Facet engineering of monodisperse PbS nanocrystals with shape- and facet-dependent photoresponse activity

Abstract

Monodisperse PbS nanocrystals with controlled spherical, octahedral, and cubic shapes were synthesized via simple thermal decomposition of lead–oleate complex precursors by simply changing the synthetic procedure and the Pb and S precursor concentrations. Spherical nanocrystals with mixed facets exposed and octahedral nanocrystals with {111} facets exposed were synthesized through a “hot-injection” process. Cubic nanocrystals with {100} facets exposed were prepared via a “heating-up” growth process.
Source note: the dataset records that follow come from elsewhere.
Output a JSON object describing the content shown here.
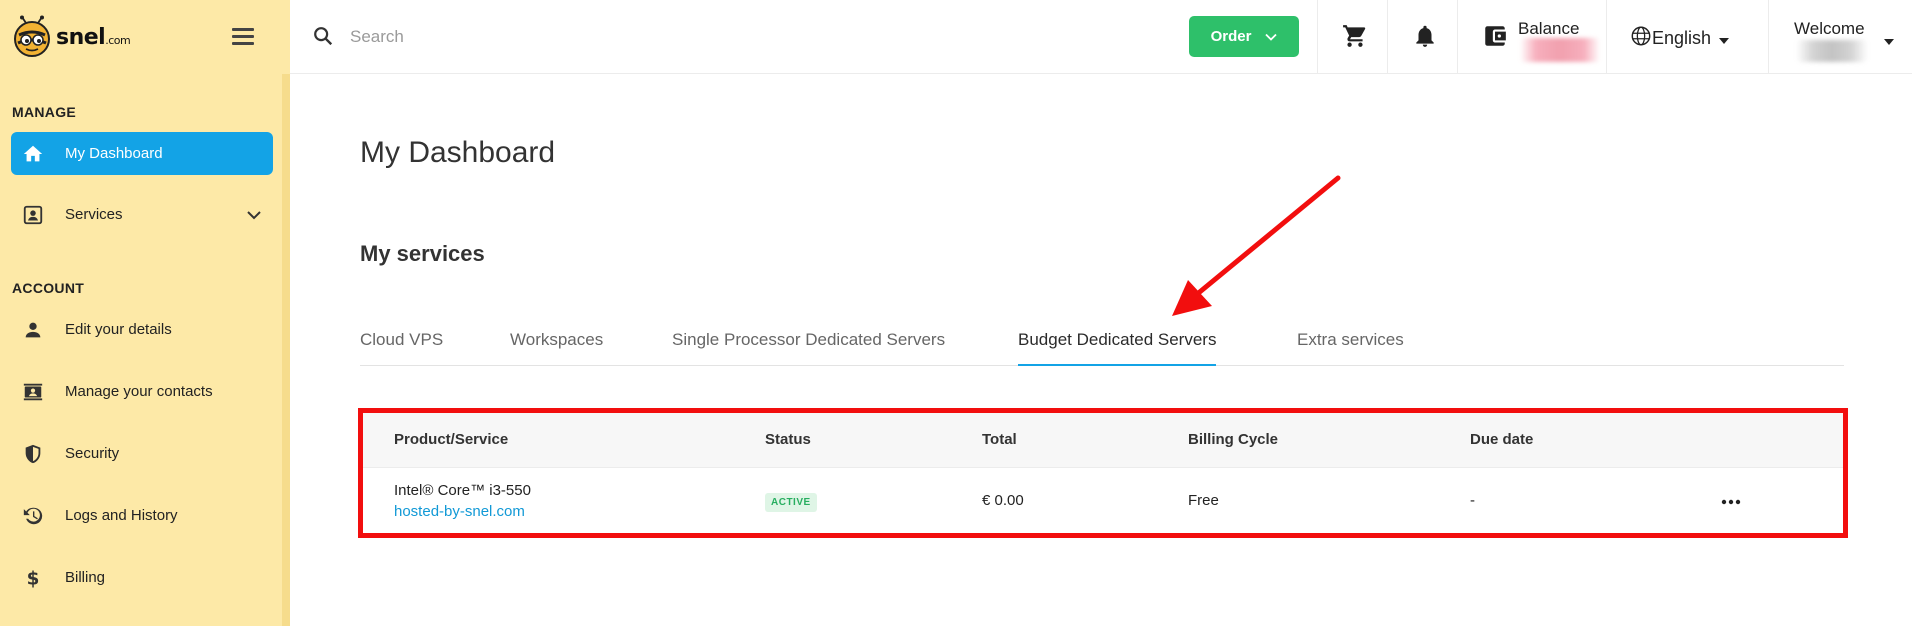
{
  "brand": {
    "name": "snel",
    "suffix": ".com"
  },
  "search": {
    "placeholder": "Search",
    "value": ""
  },
  "header": {
    "order_label": "Order",
    "balance_label": "Balance",
    "language": "English",
    "welcome_label": "Welcome"
  },
  "sidebar": {
    "manage_heading": "MANAGE",
    "account_heading": "ACCOUNT",
    "items": [
      {
        "label": "My Dashboard",
        "icon": "home-icon",
        "active": true
      },
      {
        "label": "Services",
        "icon": "contact-card-icon",
        "has_chevron": true
      },
      {
        "label": "Edit your details",
        "icon": "person-icon"
      },
      {
        "label": "Manage your contacts",
        "icon": "contacts-book-icon"
      },
      {
        "label": "Security",
        "icon": "shield-icon"
      },
      {
        "label": "Logs and History",
        "icon": "history-icon"
      },
      {
        "label": "Billing",
        "icon": "dollar-icon"
      }
    ]
  },
  "main": {
    "page_title": "My Dashboard",
    "section_title": "My services",
    "tabs": [
      {
        "label": "Cloud VPS"
      },
      {
        "label": "Workspaces"
      },
      {
        "label": "Single Processor Dedicated Servers"
      },
      {
        "label": "Budget Dedicated Servers",
        "active": true
      },
      {
        "label": "Extra services"
      }
    ],
    "table": {
      "columns": [
        "Product/Service",
        "Status",
        "Total",
        "Billing Cycle",
        "Due date"
      ],
      "rows": [
        {
          "product": "Intel® Core™ i3-550",
          "domain": "hosted-by-snel.com",
          "status": "ACTIVE",
          "total": "€ 0.00",
          "billing_cycle": "Free",
          "due_date": "-"
        }
      ]
    }
  },
  "colors": {
    "sidebar_bg": "#fde9a7",
    "accent_blue": "#13a3e6",
    "order_green": "#2ec06a",
    "annotation_red": "#f20e0e",
    "status_green": "#27ae60"
  }
}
The three types of monodisperse PbS nanocrystals showed shape- and facet-dependent photoresponse behaviors. The thin film of cubic PbS nanocrystals with {100} facets exposed exhibited the largest current enhancement (91.3%) after irradiation as compared with the other two shapes. Meanwhile, the results of density functional theory calculation confirmed that the photoexcited electrons can be driven in the {100} facets with mixed Pb/S atoms through σ bonding consisting of the overlapping s(Pb 6s)–p(S 3p) orbitals. This significantly shortens the carrier transfer distance and reduces the carrier recombination. The present facet engineering strategy can be extended to the other semiconducting nanocrystal syntheses and solar energy conversion applications.